Representing this angelic-run company is Agustín Chávez de la Cruz, the Demon Lord of California. Even though Agustín is the corporation’s heir, he finds himself demoted from his daily duties for a new assignment: take absolute control of the portal.
?As Agustín formulates a more gracious avenue of acquiring Calico’s gateway, the demanding head of IC interferes, further complicating matters. From this unexpected interlude, Calico and Agustín realize they both wish to establish more than a mere business arrangement. So negotiations stumble along, all the while Calico ensures that the good people of the city are getting their fill of baked goods.
Yet due to Calico’s injuries, the portal remains vulnerable to the darker forces that want it at any cost. Agustín will have to push both his angelic heritage, and his own psychic powers to the very limits to mend someone who not only bears celestial blood, but who is also the god of space and time.
This is a rich and cleverly developed story with strong characterisation and scenic description. As a tale, it launches without preamble and the reader is drip-fed background and context as the plot unfolds. This is the critical area of weakness in what otherwise would be a very good read. The problem is that the characters and their history are the rationale for the story and explain the personalities of the central characters. Without this background knowledge, the reader is left floundering through most, if not the entire book. For a lighter, less well-developed story this approach can work and allow the reader to grow in their understanding as their empathy for the characters develop. However, in this book, the two central characters are a demon lord and a god, both of whom are based firmly in the mortal world. Other planets and planes of existence are hinted at as well and yet it always feels as though the reader is missing a whole preceding book that would contextualise what is going in.
With a lack of context, the reader is left to fall back on the central characters, their growing association and how they interact with those around them in the hope that all will be revealed in due course.
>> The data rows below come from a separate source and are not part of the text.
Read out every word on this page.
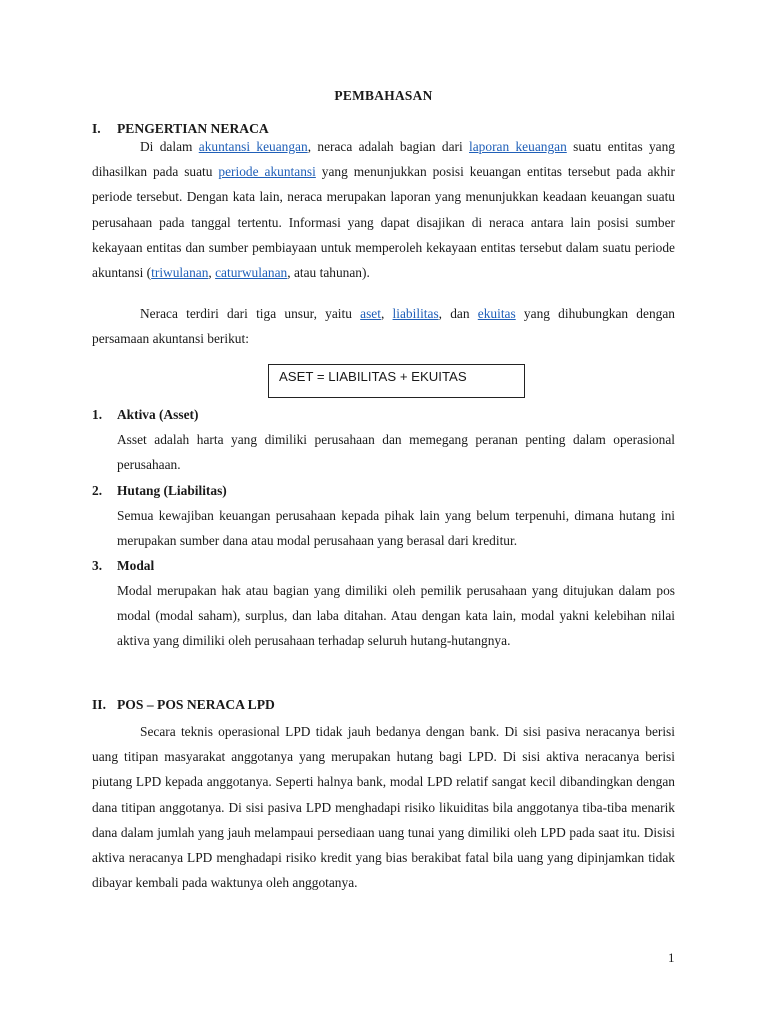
PEMBAHASAN
I. PENGERTIAN NERACA
Di dalam akuntansi keuangan, neraca adalah bagian dari laporan keuangan suatu entitas yang dihasilkan pada suatu periode akuntansi yang menunjukkan posisi keuangan entitas tersebut pada akhir periode tersebut. Dengan kata lain, neraca merupakan laporan yang menunjukkan keadaan keuangan suatu perusahaan pada tanggal tertentu. Informasi yang dapat disajikan di neraca antara lain posisi sumber kekayaan entitas dan sumber pembiayaan untuk memperoleh kekayaan entitas tersebut dalam suatu periode akuntansi (triwulanan, caturwulanan, atau tahunan).
Neraca terdiri dari tiga unsur, yaitu aset, liabilitas, dan ekuitas yang dihubungkan dengan persamaan akuntansi berikut:
ASET = LIABILITAS + EKUITAS
1. Aktiva (Asset)
Asset adalah harta yang dimiliki perusahaan dan memegang peranan penting dalam operasional perusahaan.
2. Hutang (Liabilitas)
Semua kewajiban keuangan perusahaan kepada pihak lain yang belum terpenuhi, dimana hutang ini merupakan sumber dana atau modal perusahaan yang berasal dari kreditur.
3. Modal
Modal merupakan hak atau bagian yang dimiliki oleh pemilik perusahaan yang ditujukan dalam pos modal (modal saham), surplus, dan laba ditahan. Atau dengan kata lain, modal yakni kelebihan nilai aktiva yang dimiliki oleh perusahaan terhadap seluruh hutang-hutangnya.
II. POS – POS NERACA LPD
Secara teknis operasional LPD tidak jauh bedanya dengan bank. Di sisi pasiva neracanya berisi uang titipan masyarakat anggotanya yang merupakan hutang bagi LPD. Di sisi aktiva neracanya berisi piutang LPD kepada anggotanya. Seperti halnya bank, modal LPD relatif sangat kecil dibandingkan dengan dana titipan anggotanya. Di sisi pasiva LPD menghadapi risiko likuiditas bila anggotanya tiba-tiba menarik dana dalam jumlah yang jauh melampaui persediaan uang tunai yang dimiliki oleh LPD pada saat itu. Disisi aktiva neracanya LPD menghadapi risiko kredit yang bias berakibat fatal bila uang yang dipinjamkan tidak dibayar kembali pada waktunya oleh anggotanya.
1
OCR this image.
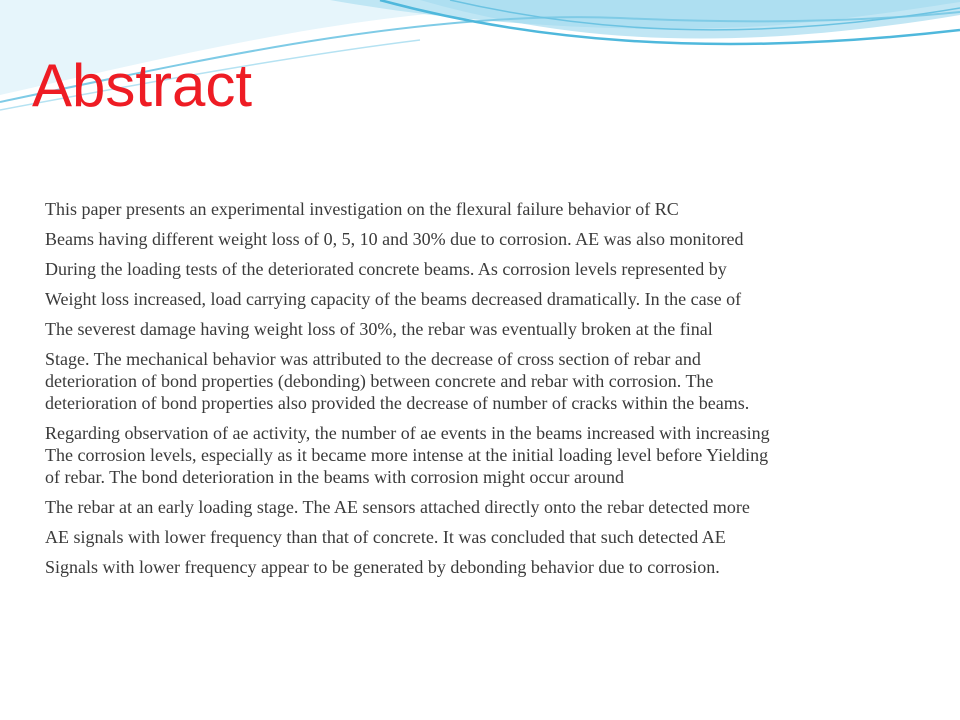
Abstract
This paper presents an experimental investigation on the flexural failure behavior of RC
Beams having different weight loss of 0, 5, 10 and 30% due to corrosion. AE was also monitored
During the loading tests of the deteriorated concrete beams. As corrosion levels represented by
Weight loss increased, load carrying capacity of the beams decreased dramatically. In the case of
The severest damage having weight loss of 30%, the rebar was eventually broken at the final
Stage. The mechanical behavior was attributed to the decrease of cross section of rebar and
deterioration of bond properties (debonding) between concrete and rebar with corrosion. The
deterioration of bond properties also provided the decrease of number of cracks within the beams.
Regarding observation of ae activity, the number of ae events in the beams increased with increasing
The corrosion levels, especially as it became more intense at the initial loading level before Yielding
of rebar. The bond deterioration in the beams with corrosion might occur around
The rebar at an early loading stage. The AE sensors attached directly onto the rebar detected more
AE signals with lower frequency than that of concrete. It was concluded that such detected AE
Signals with lower frequency appear to be generated by debonding behavior due to corrosion.
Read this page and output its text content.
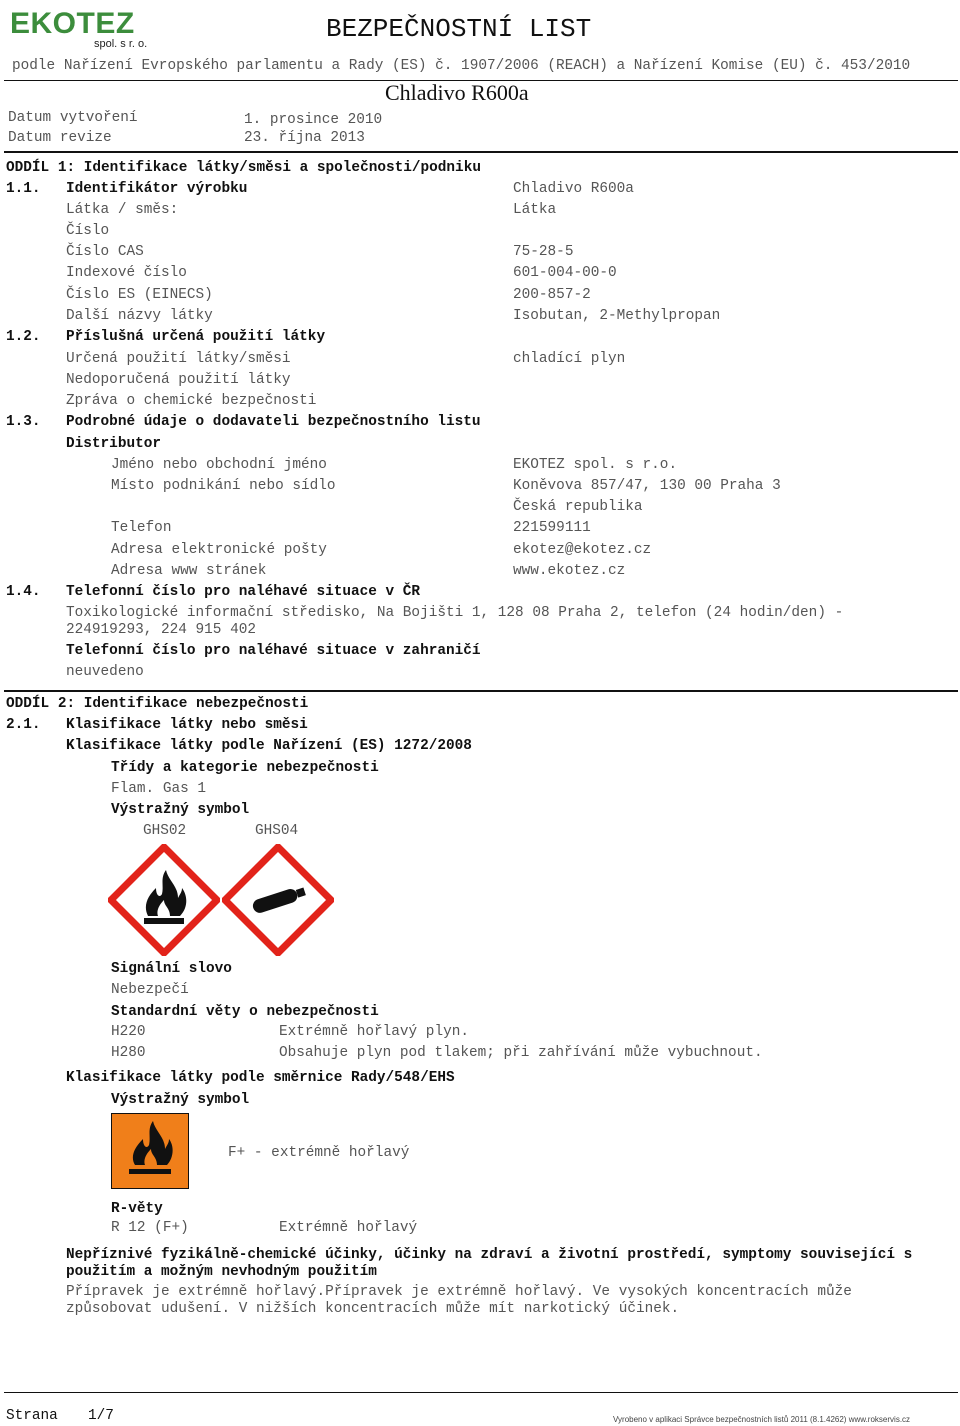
EKOTEZ
spol. s r. o.	BEZPEČNOSTNÍ LIST
podle Nařízení Evropského parlamentu a Rady (ES) č. 1907/2006 (REACH) a Nařízení Komise (EU) č. 453/2010
Chladivo R600a
Datum vytvoření	1. prosince 2010
Datum revize	23. října 2013
ODDÍL 1: Identifikace látky/směsi a společnosti/podniku
1.1. Identifikátor výrobku	Chladivo R600a
Látka / směs:	Látka
Číslo
Číslo CAS	75-28-5
Indexové číslo	601-004-00-0
Číslo ES (EINECS)	200-857-2
Další názvy látky	Isobutan, 2-Methylpropan
1.2. Příslušná určená použití látky
Určená použití látky/směsi	chladící plyn
Nedoporučená použití látky
Zpráva o chemické bezpečnosti
1.3. Podrobné údaje o dodavateli bezpečnostního listu
Distributor
Jméno nebo obchodní jméno	EKOTEZ spol. s r.o.
Místo podnikání nebo sídlo	Koněvova 857/47, 130 00 Praha 3
Česká republika
Telefon	221599111
Adresa elektronické pošty	ekotez@ekotez.cz
Adresa www stránek	www.ekotez.cz
1.4. Telefonní číslo pro naléhavé situace v ČR
Toxikologické informační středisko, Na Bojišti 1, 128 08 Praha 2, telefon (24 hodin/den) -
224919293, 224 915 402
Telefonní číslo pro naléhavé situace v zahraničí
neuvedeno
ODDÍL 2: Identifikace nebezpečnosti
2.1. Klasifikace látky nebo směsi
Klasifikace látky podle Nařízení (ES) 1272/2008
Třídy a kategorie nebezpečnosti
Flam. Gas 1
Výstražný symbol
GHS02	GHS04
Signální slovo
Nebezpečí
Standardní věty o nebezpečnosti
H220	Extrémně hořlavý plyn.
H280	Obsahuje plyn pod tlakem; při zahřívání může vybuchnout.
Klasifikace látky podle směrnice Rady/548/EHS
Výstražný symbol
F+ - extrémně hořlavý
R-věty
R 12 (F+)	Extrémně hořlavý
Nepříznivé fyzikálně-chemické účinky, účinky na zdraví a životní prostředí, symptomy související s
použitím a možným nevhodným použitím
Přípravek je extrémně hořlavý.Přípravek je extrémně hořlavý. Ve vysokých koncentracích může
způsobovat udušení. V nižších koncentracích může mít narkotický účinek.
Strana 1/7	Vyrobeno v aplikaci Správce bezpečnostních listů 2011 (8.1.4262) www.rokservis.cz
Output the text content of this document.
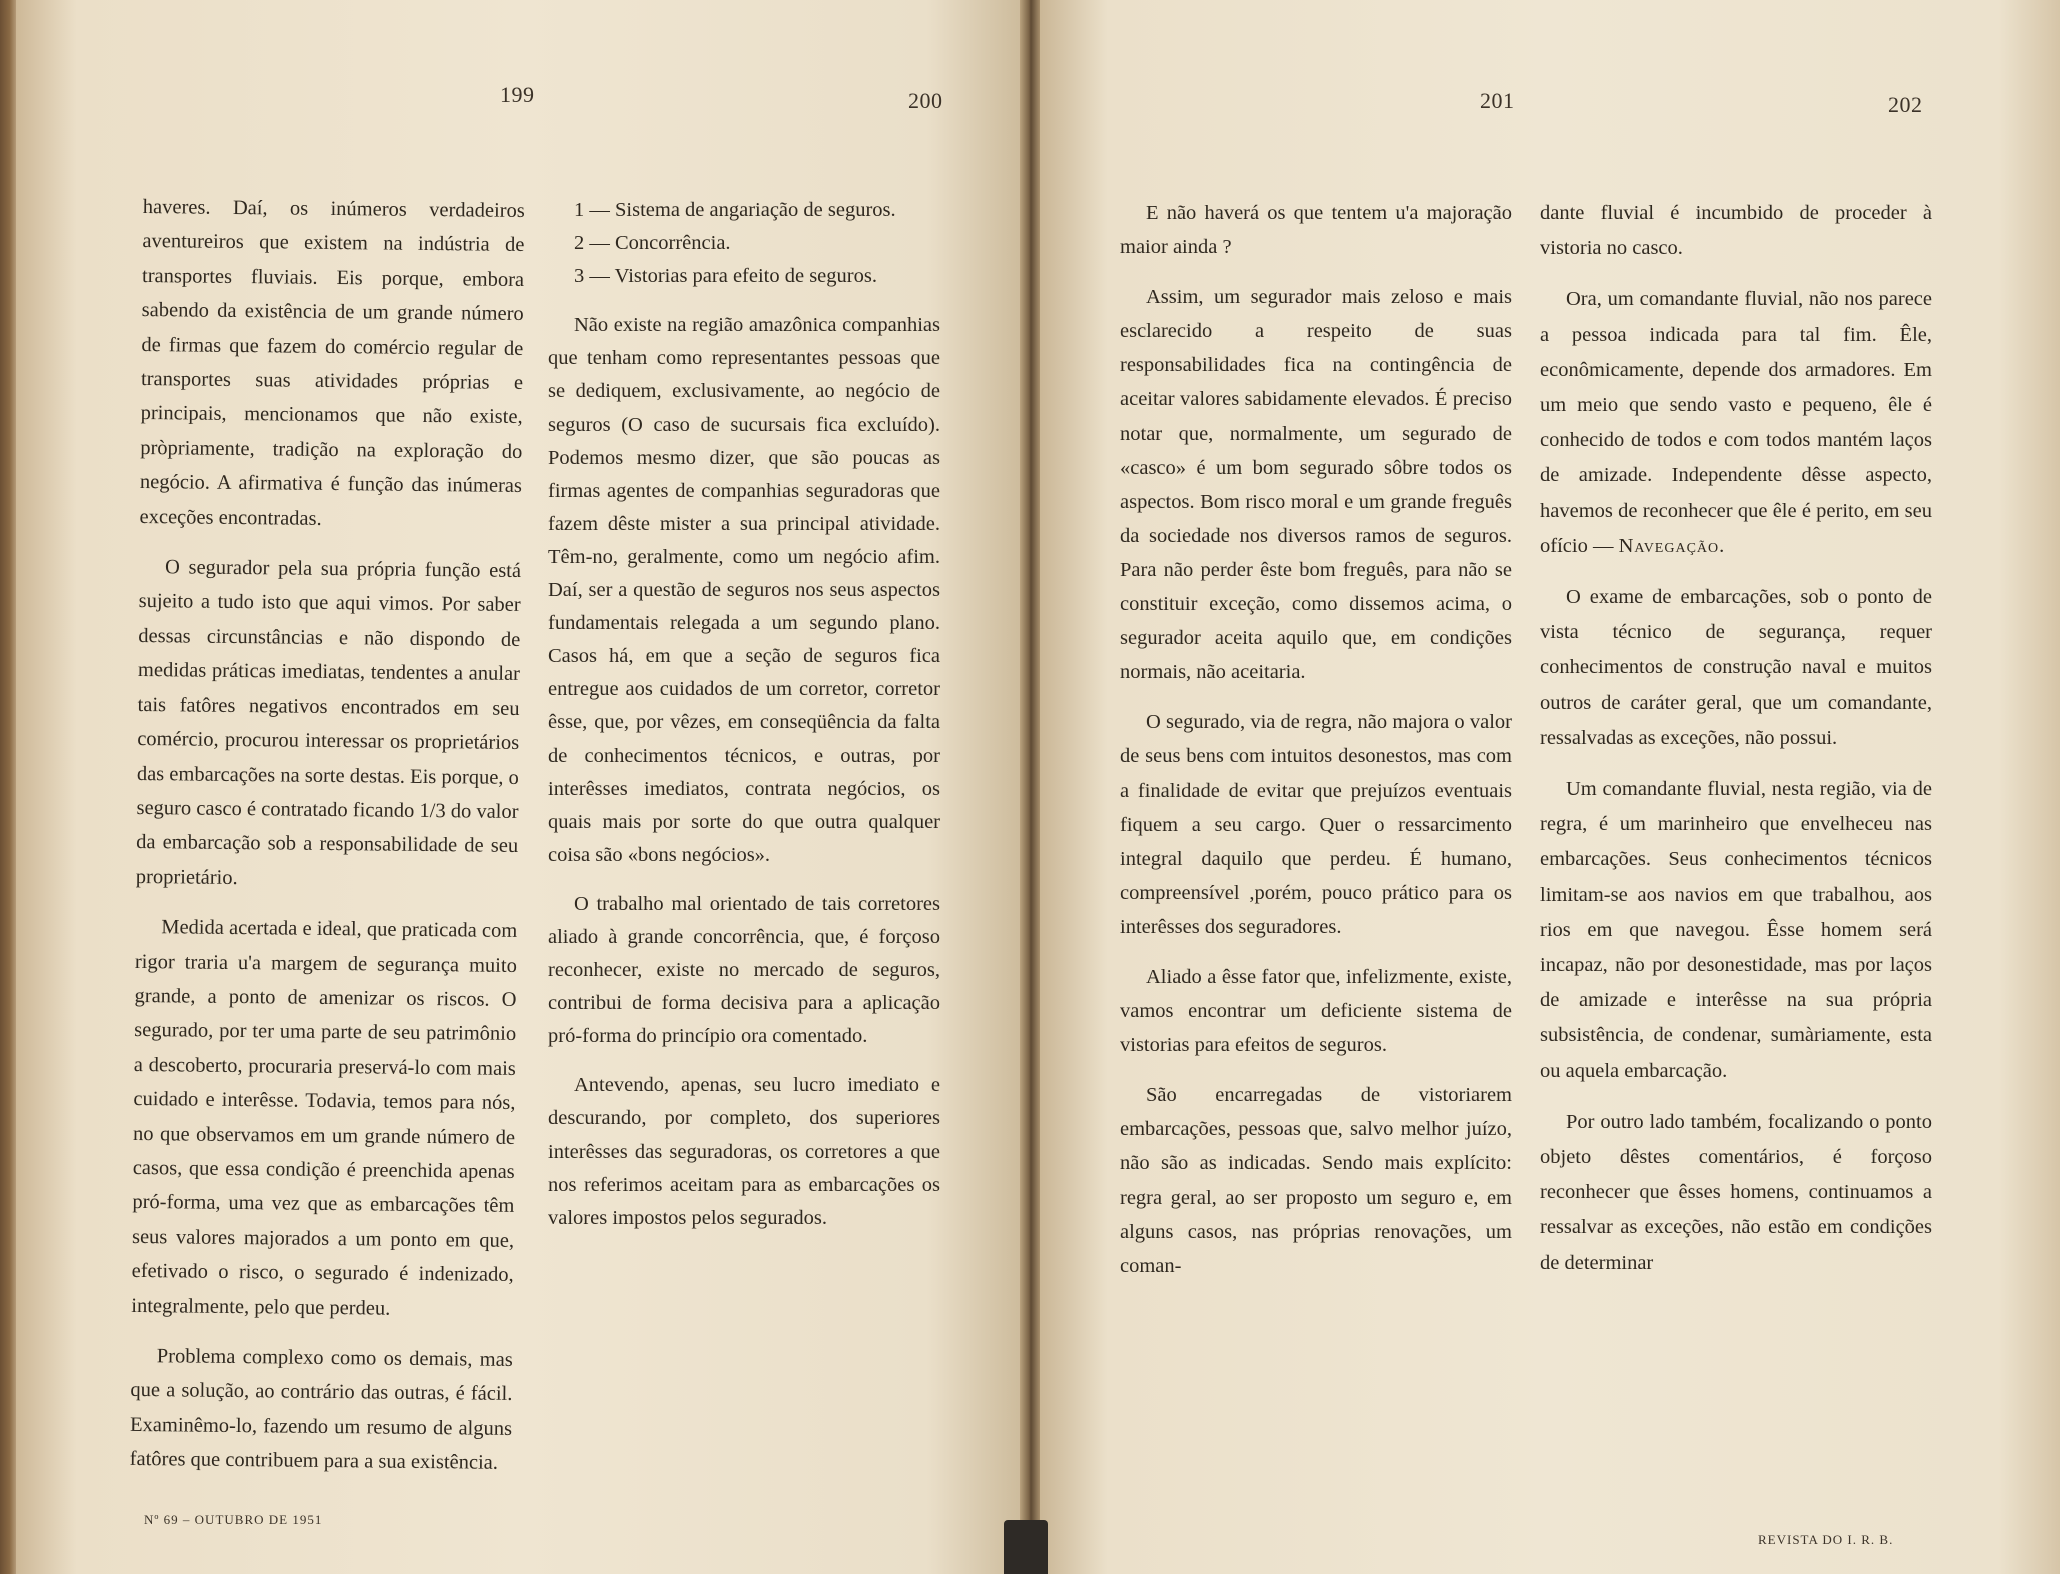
199	200	201	202

haveres. Daí, os inúmeros verdadeiros aventureiros que existem na indústria de transportes fluviais. Eis porque, embora sabendo da existência de um grande número de firmas que fazem do comércio regular de transportes suas atividades próprias e principais, mencionamos que não existe, pròpriamente, tradição na exploração do negócio. A afirmativa é função das inúmeras exceções encontradas.

O segurador pela sua própria função está sujeito a tudo isto que aqui vimos. Por saber dessas circunstâncias e não dispondo de medidas práticas imediatas, tendentes a anular tais fatôres negativos encontrados em seu comércio, procurou interessar os proprietários das embarcações na sorte destas. Eis porque, o seguro casco é contratado ficando 1/3 do valor da embarcação sob a responsabilidade de seu proprietário.

Medida acertada e ideal, que praticada com rigor traria u'a margem de segurança muito grande, a ponto de amenizar os riscos. O segurado, por ter uma parte de seu patrimônio a descoberto, procuraria preservá-lo com mais cuidado e interêsse. Todavia, temos para nós, no que observamos em um grande número de casos, que essa condição é preenchida apenas pró-forma, uma vez que as embarcações têm seus valores majorados a um ponto em que, efetivado o risco, o segurado é indenizado, integralmente, pelo que perdeu.

Problema complexo como os demais, mas que a solução, ao contrário das outras, é fácil. Examinêmo-lo, fazendo um resumo de alguns fatôres que contribuem para a sua existência.

1 — Sistema de angariação de seguros.

2 — Concorrência.

3 — Vistorias para efeito de seguros.

Não existe na região amazônica companhias que tenham como representantes pessoas que se dediquem, exclusivamente, ao negócio de seguros (O caso de sucursais fica excluído). Podemos mesmo dizer, que são poucas as firmas agentes de companhias seguradoras que fazem dêste mister a sua principal atividade. Têm-no, geralmente, como um negócio afim. Daí, ser a questão de seguros nos seus aspectos fundamentais relegada a um segundo plano. Casos há, em que a seção de seguros fica entregue aos cuidados de um corretor, corretor êsse, que, por vêzes, em conseqüência da falta de conhecimentos técnicos, e outras, por interêsses imediatos, contrata negócios, os quais mais por sorte do que outra qualquer coisa são «bons negócios».

O trabalho mal orientado de tais corretores aliado à grande concorrência, que, é forçoso reconhecer, existe no mercado de seguros, contribui de forma decisiva para a aplicação pró-forma do princípio ora comentado.

Antevendo, apenas, seu lucro imediato e descurando, por completo, dos superiores interêsses das seguradoras, os corretores a que nos referimos aceitam para as embarcações os valores impostos pelos segurados.

E não haverá os que tentem u'a majoração maior ainda ?

Assim, um segurador mais zeloso e mais esclarecido a respeito de suas responsabilidades fica na contingência de aceitar valores sabidamente elevados. É preciso notar que, normalmente, um segurado de «casco» é um bom segurado sôbre todos os aspectos. Bom risco moral e um grande freguês da sociedade nos diversos ramos de seguros. Para não perder êste bom freguês, para não se constituir exceção, como dissemos acima, o segurador aceita aquilo que, em condições normais, não aceitaria.

O segurado, via de regra, não majora o valor de seus bens com intuitos desonestos, mas com a finalidade de evitar que prejuízos eventuais fiquem a seu cargo. Quer o ressarcimento integral daquilo que perdeu. É humano, compreensível ,porém, pouco prático para os interêsses dos seguradores.

Aliado a êsse fator que, infelizmente, existe, vamos encontrar um deficiente sistema de vistorias para efeitos de seguros.

São encarregadas de vistoriarem embarcações, pessoas que, salvo melhor juízo, não são as indicadas. Sendo mais explícito: regra geral, ao ser proposto um seguro e, em alguns casos, nas próprias renovações, um coman-

dante fluvial é incumbido de proceder à vistoria no casco.

Ora, um comandante fluvial, não nos parece a pessoa indicada para tal fim. Êle, econômicamente, depende dos armadores. Em um meio que sendo vasto e pequeno, êle é conhecido de todos e com todos mantém laços de amizade. Independente dêsse aspecto, havemos de reconhecer que êle é perito, em seu ofício — Navegação.

O exame de embarcações, sob o ponto de vista técnico de segurança, requer conhecimentos de construção naval e muitos outros de caráter geral, que um comandante, ressalvadas as exceções, não possui.

Um comandante fluvial, nesta região, via de regra, é um marinheiro que envelheceu nas embarcações. Seus conhecimentos técnicos limitam-se aos navios em que trabalhou, aos rios em que navegou. Êsse homem será incapaz, não por desonestidade, mas por laços de amizade e interêsse na sua própria subsistência, de condenar, sumàriamente, esta ou aquela embarcação.

Por outro lado também, focalizando o ponto objeto dêstes comentários, é forçoso reconhecer que êsses homens, continuamos a ressalvar as exceções, não estão em condições de determinar

Nº 69 – OUTUBRO DE 1951
REVISTA DO I. R. B.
Fortuitously the author provides interesting characters that differ significantly from many in the genre. Similarly, secondary characters are well fleshed out in most cases. There are exceptional characters that appear to be influential and yet are shadowy. The reader is likely to respond to their actions and lack of definition in a dynamic way, never quite sure of their motives towards the central characters. Mortal humans are without exception poorly defined even when one is allowed to interact directly with the central characters behind their masks. Description of the environment is rich and interesting and provides an effective counterbalance to the vagueness of the characters.
The plot itself is described but lacks critical information to allow the reader to be confident of what is going on. That makes the story quite purposeless. It is more like the reader drops into an on-going situation and has to make sense of it before the end.
The central characters are richly described and interesting and their growing association is delicate and endearing. The reader should not expect sex between these characters even though it clearly happens around them. They are not naïve but their natures seem to hold them back from effective commitment. Nevertheless, the reader is left with little doubt that intimacy between them will happen at some point.
There is a steady pace to the story and this is sufficient to allow the rich descriptions to be absorbed rather than raced over. There are points of tension that assist in keeping the story moving.
By the end of the book, the assumption would be that the background would make sense and that there would be clear leaders into the next book that offer new challenges. This is not the case here. Many of the questions about the characters and their backgrounds remain unclear and the rationale for subsequent plot lines is presented without much explanation. As such, if the reader can cope with this lack of information, there is an anticipation of what is to come.